Related Subjects:
| Metabolic acidosis 
| Lactic acidosis 
🚨 Mesenteric Ischaemia carries a mortality of up to 80%, even when diagnosis and treatment are prompt.  
Delay in recognition is the biggest killer — pain out of proportion to examination is the key clinical clue. ⚠️
📖 About
- Presentation can be acute (sudden embolus) or chronic (“abdominal angina”).

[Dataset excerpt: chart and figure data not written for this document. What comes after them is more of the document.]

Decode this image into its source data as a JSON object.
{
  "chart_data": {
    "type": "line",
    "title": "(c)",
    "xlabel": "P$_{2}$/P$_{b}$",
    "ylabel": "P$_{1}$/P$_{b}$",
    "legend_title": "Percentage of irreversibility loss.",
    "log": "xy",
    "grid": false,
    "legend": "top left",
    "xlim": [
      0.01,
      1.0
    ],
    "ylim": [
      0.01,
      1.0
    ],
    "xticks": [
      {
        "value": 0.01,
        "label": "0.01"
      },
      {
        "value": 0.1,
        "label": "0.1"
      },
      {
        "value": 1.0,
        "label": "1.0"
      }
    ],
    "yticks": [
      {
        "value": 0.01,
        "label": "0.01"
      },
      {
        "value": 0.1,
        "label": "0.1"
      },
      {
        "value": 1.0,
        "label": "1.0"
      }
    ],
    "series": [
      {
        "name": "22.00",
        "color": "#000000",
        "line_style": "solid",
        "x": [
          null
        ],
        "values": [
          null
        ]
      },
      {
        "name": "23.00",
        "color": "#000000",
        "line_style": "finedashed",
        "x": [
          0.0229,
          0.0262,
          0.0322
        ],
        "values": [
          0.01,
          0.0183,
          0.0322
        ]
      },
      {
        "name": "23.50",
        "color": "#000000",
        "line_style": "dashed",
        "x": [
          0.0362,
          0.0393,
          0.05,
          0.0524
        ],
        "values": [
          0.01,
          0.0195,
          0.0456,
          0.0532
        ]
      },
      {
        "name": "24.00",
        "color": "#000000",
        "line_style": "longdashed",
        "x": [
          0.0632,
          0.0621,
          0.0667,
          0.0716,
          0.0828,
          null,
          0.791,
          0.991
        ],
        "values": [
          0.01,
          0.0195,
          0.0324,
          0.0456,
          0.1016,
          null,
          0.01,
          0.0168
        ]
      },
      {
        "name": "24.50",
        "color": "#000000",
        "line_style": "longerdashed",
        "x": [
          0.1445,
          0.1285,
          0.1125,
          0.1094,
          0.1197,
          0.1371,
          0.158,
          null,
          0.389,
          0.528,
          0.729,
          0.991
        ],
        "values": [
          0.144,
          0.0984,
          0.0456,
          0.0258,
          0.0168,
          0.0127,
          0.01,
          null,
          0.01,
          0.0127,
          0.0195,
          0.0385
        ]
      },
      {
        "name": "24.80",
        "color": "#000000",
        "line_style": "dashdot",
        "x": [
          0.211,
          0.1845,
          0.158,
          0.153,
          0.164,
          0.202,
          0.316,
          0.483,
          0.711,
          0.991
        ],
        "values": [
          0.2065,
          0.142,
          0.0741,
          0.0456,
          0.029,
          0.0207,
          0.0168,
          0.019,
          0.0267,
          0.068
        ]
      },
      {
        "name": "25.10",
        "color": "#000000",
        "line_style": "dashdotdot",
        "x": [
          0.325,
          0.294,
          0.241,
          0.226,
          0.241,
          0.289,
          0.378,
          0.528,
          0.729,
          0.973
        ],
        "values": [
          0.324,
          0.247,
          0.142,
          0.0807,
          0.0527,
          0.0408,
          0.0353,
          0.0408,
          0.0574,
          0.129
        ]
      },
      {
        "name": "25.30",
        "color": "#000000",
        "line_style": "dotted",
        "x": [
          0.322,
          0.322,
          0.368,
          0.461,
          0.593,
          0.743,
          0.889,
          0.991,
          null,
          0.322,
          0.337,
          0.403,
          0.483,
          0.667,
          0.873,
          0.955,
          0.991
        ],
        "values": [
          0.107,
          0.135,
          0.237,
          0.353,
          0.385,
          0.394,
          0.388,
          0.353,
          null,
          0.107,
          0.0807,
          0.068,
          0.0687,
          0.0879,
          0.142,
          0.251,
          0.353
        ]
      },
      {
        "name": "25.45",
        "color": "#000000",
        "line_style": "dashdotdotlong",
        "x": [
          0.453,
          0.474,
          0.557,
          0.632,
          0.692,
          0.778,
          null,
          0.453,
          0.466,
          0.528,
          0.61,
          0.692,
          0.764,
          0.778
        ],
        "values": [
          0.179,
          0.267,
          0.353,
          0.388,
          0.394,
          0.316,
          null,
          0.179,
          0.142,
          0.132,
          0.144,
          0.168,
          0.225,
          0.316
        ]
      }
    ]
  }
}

- Symptoms often outweigh signs until late → peritonitis appears once infarction occurs.
- Pathology may involve arterial thrombosis, embolism, venous thrombosis, or non-occlusive ischaemia (e.g. low flow states, vasopressors).
🩻 Anatomy
 
 
- Superior mesenteric artery (SMA) supplies midgut (duodenum → proximal 2/3 transverse colon).
- Collateral supply may temporarily mask symptoms until demand exceeds flow.
🧬 Aetiology
- Atherosclerotic thrombosis 🧱: Most common in chronic disease; often SMA origin.
- Embolism 🫀: Classically from atrial fibrillation, mural thrombus post-MI, prosthetic valves.
- Thrombophilia 🩸: Hypercoagulable states (polycythaemia, dehydration, malignancy).
- Venous occlusion: Mesenteric venous thrombosis (rare, associated with cirrhosis, OCP use, portal HTN).
- Non-occlusive ischaemia: Critically ill, shock, vasopressor therapy → gut hypoperfusion.
- Untreated → transmural necrosis ➡️ perforation ➡️ peritonitis.
👩⚕️ Clinical Presentation
- Acute: Sudden, severe abdominal pain out of proportion to clinical findings.
- Chronic: Post-prandial pain (intestinal angina) → fear of eating → weight loss.
- Diarrhoea (may be bloody), nausea, vomiting.
- Late: Peritonitis, sepsis, shock.
🧪 Investigations
- Bloods: Elevated WCC, CRP, renal impairment (prerenal AKI), metabolic acidosis.
- ABG: Raised lactate = ischaemia/necrosis ⚠️.
- AXR: Non-specific; may show dilated loops or “thumb-printing”.
- ECG: Check for AF/MI; troponin if suspicion.
- CT Angiography (CTA) 📊: Investigation of choice → detects vessel occlusion, pneumatosis, portal venous gas.
- Catheter Angiography: Gold standard, also therapeutic (thrombectomy, vasodilators).
💊 Management
- Immediate resuscitation: Oxygen, IV fluids, broad-spectrum antibiotics, NG decompression.
- Anticoagulation: IV heparin if embolic/thrombotic origin suspected.
- Emergency Surgery 🪡: Laparotomy + resection of necrotic bowel; sometimes “second look” laparotomy at 24–48 hrs.
- Endovascular: Angioplasty, embolectomy, or intra-arterial vasodilators for non-occlusive ischaemia.
- Palliative care: In frail patients with extensive infarction and poor prognosis.
⚖️ Prognosis & Key Teaching Points
- Mortality is high due to diagnostic delay → think early in elderly with AF + abdominal pain.
- Pain out of proportion to signs = classic exam and clinical red flag 🚨.
- CTA has replaced plain AXR as the main diagnostic test.
- Early anticoagulation and surgery save lives; late presentation often fatal.